In Japan, the media — as in all cases of brutal and unexpected crime — immediately focuses on every aspect. Stabbings in schools, assaults on streets, rape cases in universities . . . these are all accompanied by an outpouring of public grief, outrage, apology and sociological analysis not only in print but also on television's news, talk and variety shows.
Additionally, the approach in Japan is almost always uniform: What is it in our national makeup that has brought about this awful crime?
Of course, the individual character of the criminal and the circumstances leading up to the crime are discussed. The criminal's personal effects are divulged. Perhaps there is some clue there as to the criminal's motivation. Invariably, though, the conclusion is that this crime tells us something about where Japanese society is today. The criminal becomes a representative of all Japanese, who are, in some way, meant by the media to feel responsible — if not guilty.
I recall an incident in the mid-'90s when a newly married Japanese bride disappeared on her honeymoon with her Japanese husband in Queensland, Australia. It was feared she had been abducted, and the state police went into overdrive trying to track her and the abductor down. Then, a few days later, she reappeared, totally unharmed, declaring that she'd had second thoughts about her new husband and had taken off into the bush rather than spending a night in a hotel beside hubby.
The police were friendly and courteous, and the whole affair (including, I suspect, the marriage) was considered over before it started.
But then, the very next day, a Japanese movie-producer friend called me to say that he was really sorry about the meiwaku (trouble) that lady had caused me as an Australian citizen.
"Meiwaku?" I said. "What do you mean? No one in Australia has any hard feelings over that."
"But I want to apologize to you for her behavior," he insisted.
I kid you not. He felt guilty for what she did. If she had been an Australian who did a similar thing in Japan, Australians would never have felt the need to apologize for her. Quite the opposite — they would have said "Good on yer" and had a whip around to help her pay for her divorce.

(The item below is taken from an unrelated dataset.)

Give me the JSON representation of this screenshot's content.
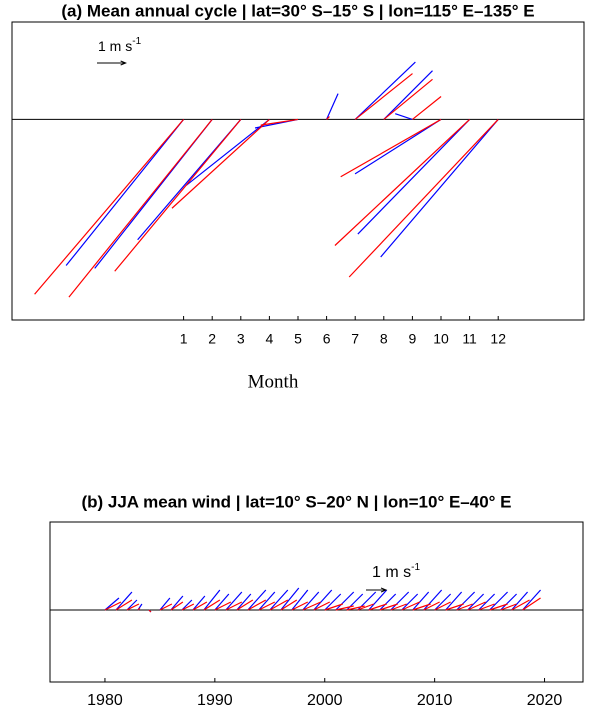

After the sarin attack in Tokyo, talk-show pundits agonized about how science graduates from top Japanese universities, as a number of the terrorists were, could have come to commit such a heinous act. Is there something wrong with our educational system? Are we bringing up our children in the correct way? In other words, by feeling responsible themselves as members of Japanese society, they were able to focus on positive steps to improve aspects of society that might have led to the crime.
In the United States, the august "Theory of the Bad Apple" holds sway. Serial killers, for instance, are seen as isolated, perverted individuals lacking in human decency and compassion. Their very existence proves to Americans the essential apple-pie goodness of the vast majority of their compatriots.
As a result, the crimes of Timothy McVeigh and his collaborator (or collaborators) were discussed and analyzed as aberrations. U.S. society was not prepared to scrutinize and eventually rout armed rightwing militias, which still remain the greatest single terrorist threat to "the homeland."
Who is to blame, the bent individual — "one of them" — or all society — "one of us"?
Clearly there is an element of truth in both approaches to crime. Yet, considering its gross presence on American streets compared to the safety of Japanese cities, I would suggest that the latter approach is the one that works best for all of us.
When a reprehensible crime occurs, we should ask ourselves over and over again: How did we do this? How did we allow this to happen? How can we all prevent this from happening again? The old blame game proves an ineffective ruse, unless we turn the interrogation light onto ourselves in the process.
All the world today may be, to borrow Juvenal's phrase, "in the circus." But the difference between our world and that of ancient Rome is that there are no more spectators. We have all been thrown into the ring. We can all be victims at any time, as we can all be perpetrators for the things done in our name.
Recognizing that at least allows us to take the first all-important step out of the ring.